The third is minimizing drug-drug interactions, which is a headache, given that pain accompanies so many other conditions. As Mulcahy put it, “You end up with a patient population that is on a variety of concomitant medications, so it’s really important that an analgesic be able to be taken with a variety of other drugs without interfering with them,” said Mulcahy.

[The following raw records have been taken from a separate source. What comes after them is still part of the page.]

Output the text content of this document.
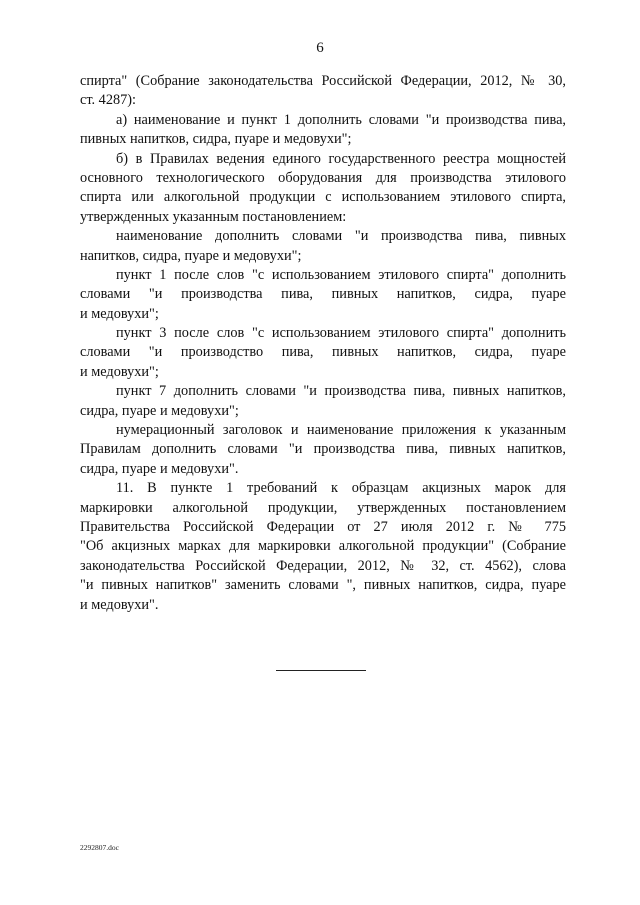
6
спирта" (Собрание законодательства Российской Федерации, 2012, № 30,
ст. 4287):
а) наименование и пункт 1 дополнить словами "и производства пива,
пивных напитков, сидра, пуаре и медовухи";
б) в Правилах ведения единого государственного реестра мощностей
основного технологического оборудования для производства этилового
спирта или алкогольной продукции с использованием этилового спирта,
утвержденных указанным постановлением:
наименование дополнить словами "и производства пива, пивных
напитков, сидра, пуаре и медовухи";
пункт 1 после слов "с использованием этилового спирта" дополнить
словами "и производства пива, пивных напитков, сидра, пуаре
и медовухи";
пункт 3 после слов "с использованием этилового спирта" дополнить
словами "и производство пива, пивных напитков, сидра, пуаре
и медовухи";
пункт 7 дополнить словами "и производства пива, пивных напитков,
сидра, пуаре и медовухи";
нумерационный заголовок и наименование приложения к указанным
Правилам дополнить словами "и производства пива, пивных напитков,
сидра, пуаре и медовухи".
11. В пункте 1 требований к образцам акцизных марок для
маркировки алкогольной продукции, утвержденных постановлением
Правительства Российской Федерации от 27 июля 2012 г. № 775
"Об акцизных марках для маркировки алкогольной продукции" (Собрание
законодательства Российской Федерации, 2012, № 32, ст. 4562), слова
"и пивных напитков" заменить словами ", пивных напитков, сидра, пуаре
и медовухи".
2292807.doc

Relatedly, while NaVs are mostly restricted to the PNS, they are relatively ubiquitous throughout, making it difficult to discover ways of targeting spatially selective areas of the body. So, taking a NaV modulator systemically, such as in an over-the-counter pill, would target the entire PNS. NaV modulators have to be injected to target localized acute pain, and this is likely the path that SiteOne will be the first to trek through because of the straightforward path to approval recently carved out by other companies. There are proof-of-concept models for soft and hard tissue models in abdominoplasty and bunionectomy, respectively.

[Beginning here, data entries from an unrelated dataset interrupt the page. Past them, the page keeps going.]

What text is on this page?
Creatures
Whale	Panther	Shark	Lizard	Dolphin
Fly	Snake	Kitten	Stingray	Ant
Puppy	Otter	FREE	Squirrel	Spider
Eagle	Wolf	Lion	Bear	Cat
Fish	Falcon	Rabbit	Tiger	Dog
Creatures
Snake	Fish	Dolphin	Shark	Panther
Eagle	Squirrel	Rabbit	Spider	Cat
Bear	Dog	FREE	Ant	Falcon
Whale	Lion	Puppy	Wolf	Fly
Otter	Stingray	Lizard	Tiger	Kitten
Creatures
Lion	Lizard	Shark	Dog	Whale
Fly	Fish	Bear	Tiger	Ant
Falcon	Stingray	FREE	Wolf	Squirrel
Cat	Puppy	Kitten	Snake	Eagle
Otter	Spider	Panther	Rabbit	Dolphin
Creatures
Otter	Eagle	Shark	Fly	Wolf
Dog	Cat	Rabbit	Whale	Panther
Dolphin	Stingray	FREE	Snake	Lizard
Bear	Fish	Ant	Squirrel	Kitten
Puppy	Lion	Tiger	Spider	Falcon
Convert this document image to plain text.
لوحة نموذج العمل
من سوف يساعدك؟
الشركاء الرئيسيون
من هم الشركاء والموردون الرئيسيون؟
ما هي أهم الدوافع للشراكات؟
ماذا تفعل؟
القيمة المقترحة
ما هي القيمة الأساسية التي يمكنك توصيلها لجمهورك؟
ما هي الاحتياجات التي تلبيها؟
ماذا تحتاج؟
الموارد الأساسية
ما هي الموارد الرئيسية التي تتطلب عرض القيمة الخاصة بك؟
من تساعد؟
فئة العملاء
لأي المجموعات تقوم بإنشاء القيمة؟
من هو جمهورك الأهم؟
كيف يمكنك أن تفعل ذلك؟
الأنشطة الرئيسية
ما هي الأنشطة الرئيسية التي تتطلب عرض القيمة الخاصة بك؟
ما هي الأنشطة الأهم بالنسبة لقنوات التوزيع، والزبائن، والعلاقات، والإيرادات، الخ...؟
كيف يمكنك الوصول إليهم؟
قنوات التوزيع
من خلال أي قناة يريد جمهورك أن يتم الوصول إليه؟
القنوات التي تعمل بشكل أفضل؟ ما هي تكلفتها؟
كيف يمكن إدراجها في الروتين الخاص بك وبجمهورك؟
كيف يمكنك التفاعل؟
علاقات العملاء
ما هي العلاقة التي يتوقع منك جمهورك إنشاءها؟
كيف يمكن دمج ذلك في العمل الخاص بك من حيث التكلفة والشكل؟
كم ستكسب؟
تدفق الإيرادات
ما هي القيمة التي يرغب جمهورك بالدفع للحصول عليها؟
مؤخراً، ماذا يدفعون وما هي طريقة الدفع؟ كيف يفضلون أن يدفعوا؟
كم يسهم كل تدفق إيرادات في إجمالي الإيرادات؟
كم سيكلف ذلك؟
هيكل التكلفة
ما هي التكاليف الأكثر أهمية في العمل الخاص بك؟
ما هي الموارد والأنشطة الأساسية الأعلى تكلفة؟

The clinical testing landscape for chronic pain is far more complex and uncharted. According to Mulcahy, chronic pain is much more nebulous and segmented, so figuring out the chronic pain segments SideOne will operate in first is just a more complicated decision than acute pain. However, a new challenge awaits at the end of this journey: reimbursement.

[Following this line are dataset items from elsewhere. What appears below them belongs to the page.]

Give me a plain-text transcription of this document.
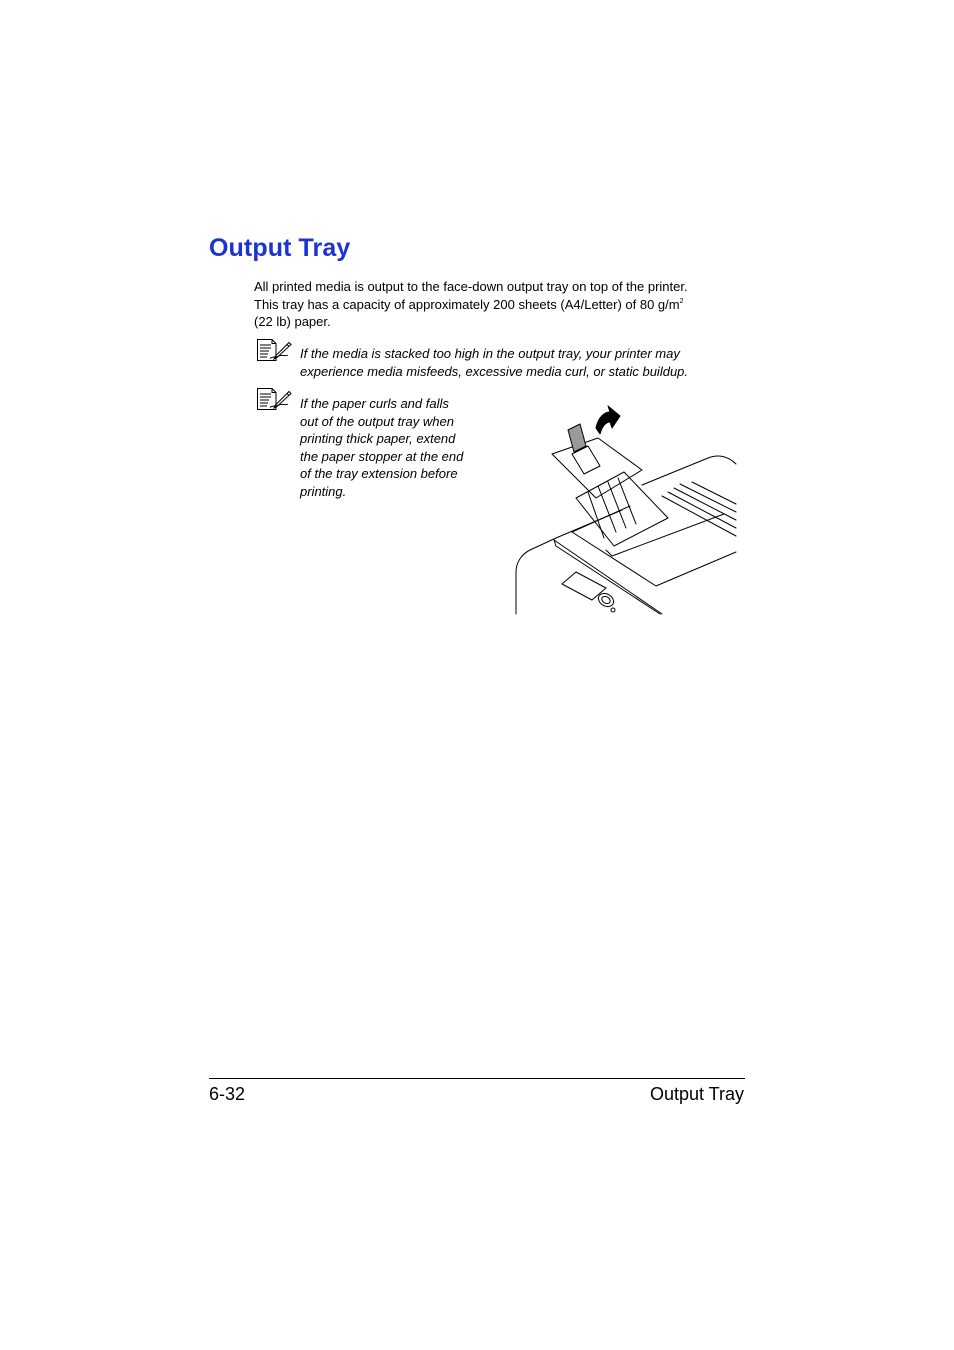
Output Tray

All printed media is output to the face-down output tray on top of the printer.
This tray has a capacity of approximately 200 sheets (A4/Letter) of 80 $g/m^2$
(22 lb) paper.

If the media is stacked too high in the output tray, your printer may
experience media misfeeds, excessive media curl, or static buildup.

If the paper curls and falls
out of the output tray when
printing thick paper, extend
the paper stopper at the end
of the tray extension before
printing.

6-32	Output Tray
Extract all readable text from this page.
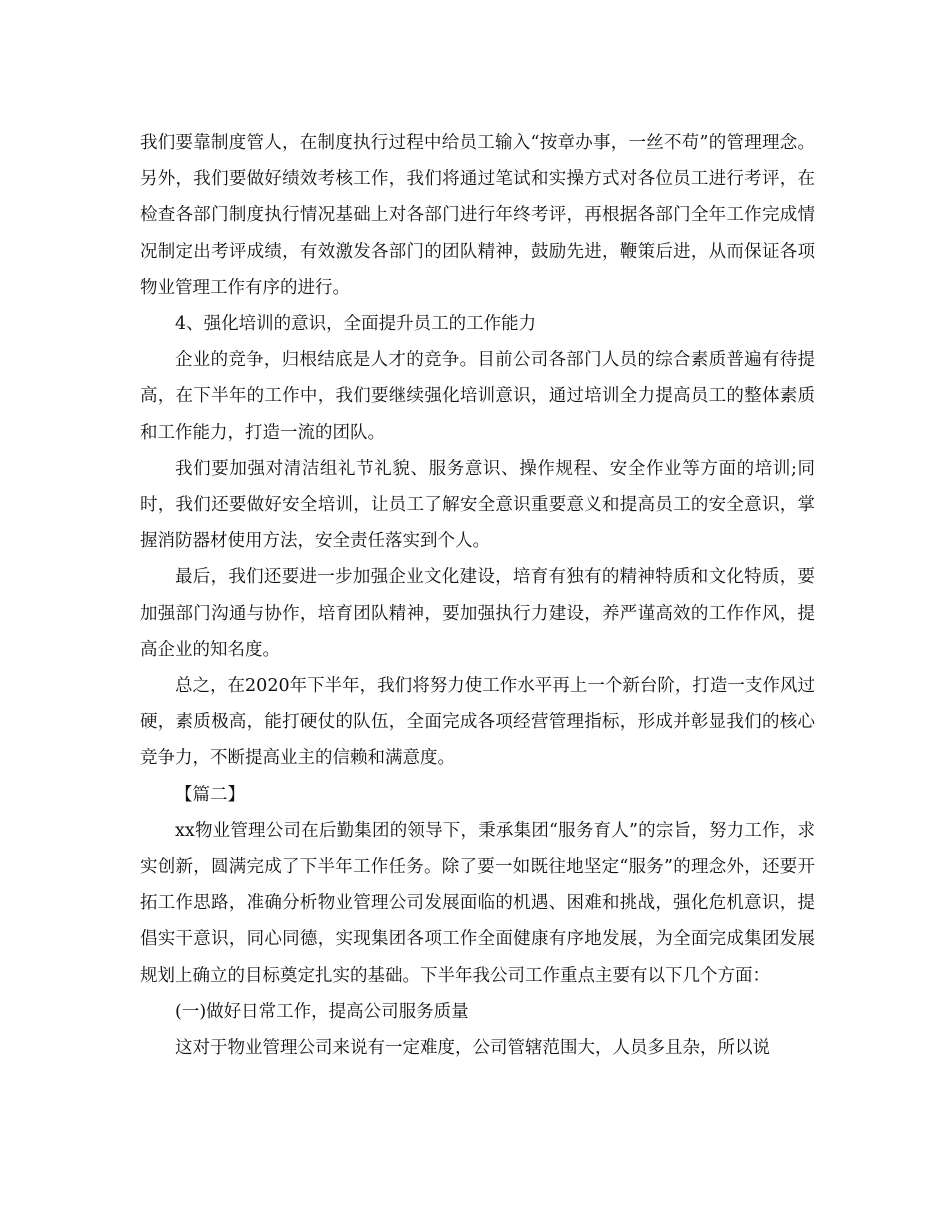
我们要靠制度管人，在制度执行过程中给员工输入“按章办事，一丝不苟”的管理理念。另外，我们要做好绩效考核工作，我们将通过笔试和实操方式对各位员工进行考评，在检查各部门制度执行情况基础上对各部门进行年终考评，再根据各部门全年工作完成情况制定出考评成绩，有效激发各部门的团队精神，鼓励先进，鞭策后进，从而保证各项物业管理工作有序的进行。

4、强化培训的意识，全面提升员工的工作能力

企业的竞争，归根结底是人才的竞争。目前公司各部门人员的综合素质普遍有待提高，在下半年的工作中，我们要继续强化培训意识，通过培训全力提高员工的整体素质和工作能力，打造一流的团队。

我们要加强对清洁组礼节礼貌、服务意识、操作规程、安全作业等方面的培训;同时，我们还要做好安全培训，让员工了解安全意识重要意义和提高员工的安全意识，掌握消防器材使用方法，安全责任落实到个人。

最后，我们还要进一步加强企业文化建设，培育有独有的精神特质和文化特质，要加强部门沟通与协作，培育团队精神，要加强执行力建设，养严谨高效的工作作风，提高企业的知名度。

总之，在2020年下半年，我们将努力使工作水平再上一个新台阶，打造一支作风过硬，素质极高，能打硬仗的队伍，全面完成各项经营管理指标，形成并彰显我们的核心竞争力，不断提高业主的信赖和满意度。

【篇二】

xx物业管理公司在后勤集团的领导下，秉承集团“服务育人”的宗旨，努力工作，求实创新，圆满完成了下半年工作任务。除了要一如既往地坚定“服务”的理念外，还要开拓工作思路，准确分析物业管理公司发展面临的机遇、困难和挑战，强化危机意识，提倡实干意识，同心同德，实现集团各项工作全面健康有序地发展，为全面完成集团发展规划上确立的目标奠定扎实的基础。下半年我公司工作重点主要有以下几个方面：

(一)做好日常工作，提高公司服务质量

这对于物业管理公司来说有一定难度，公司管辖范围大，人员多且杂，所以说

“The other interesting dynamic has to do with the commercial adoption of these medications and, in particular, how reimbursement is going to play out,” said Mulcahy. “For a long time, there’s been this dogma that opioids are safe medications, and the patients are the problem. I think the science doesn’t support that. The science indicates that with every dose of an opioid, you’re increasing a patient’s risk of dependence and addiction. But where reimbursement lands will be an evolving story here as this technology begins to reach patients.”
Beyond pain
Mulcahy believes that NaV modulators provide therapeutic opportunities beyond pain. For example, there are remarkable physiological similarities in the C-fibers—unmyelinated nerve fibers that transmit information about deep, dull pain—that innervate the skin and the lungs. According to Mulcahy, that opens up looking at conditions like chronic cough and irritation.
Mulcahy said, “You’re not going to be able to achieve tissue selectivity where you could only target one part of your body over another. However, the upside is that, if you think about the PNS is this wiring that interfaces with almost every tissue organ in your body, when that tissue is damaged, a lot of the time that irritation manifests in pain. There are also other symptoms, like [irritation], that can accompany that damage.”
Mulcahy said it’s too early to comment on exactly which molecules SiteOne will advance for indications beyond pain. Even if SiteOne hasn’t made much progress in targeting NaVs and other ion channels in conditions related to hypersensitivity, they’re quite a bit closer to getting their foot in the door to a whole new world of indications.
“The total addressable market with the NaV mechanism is really broad and comprised of not only acute pain and chronic pain, but also there are potentially these other opportunities beyond pain that we aim to explore,” said Mulcahy. “So, as a small company, it’s very exciting, but at the same time, we have a lot of work ahead of us here to explore what we think is possible with this approach.”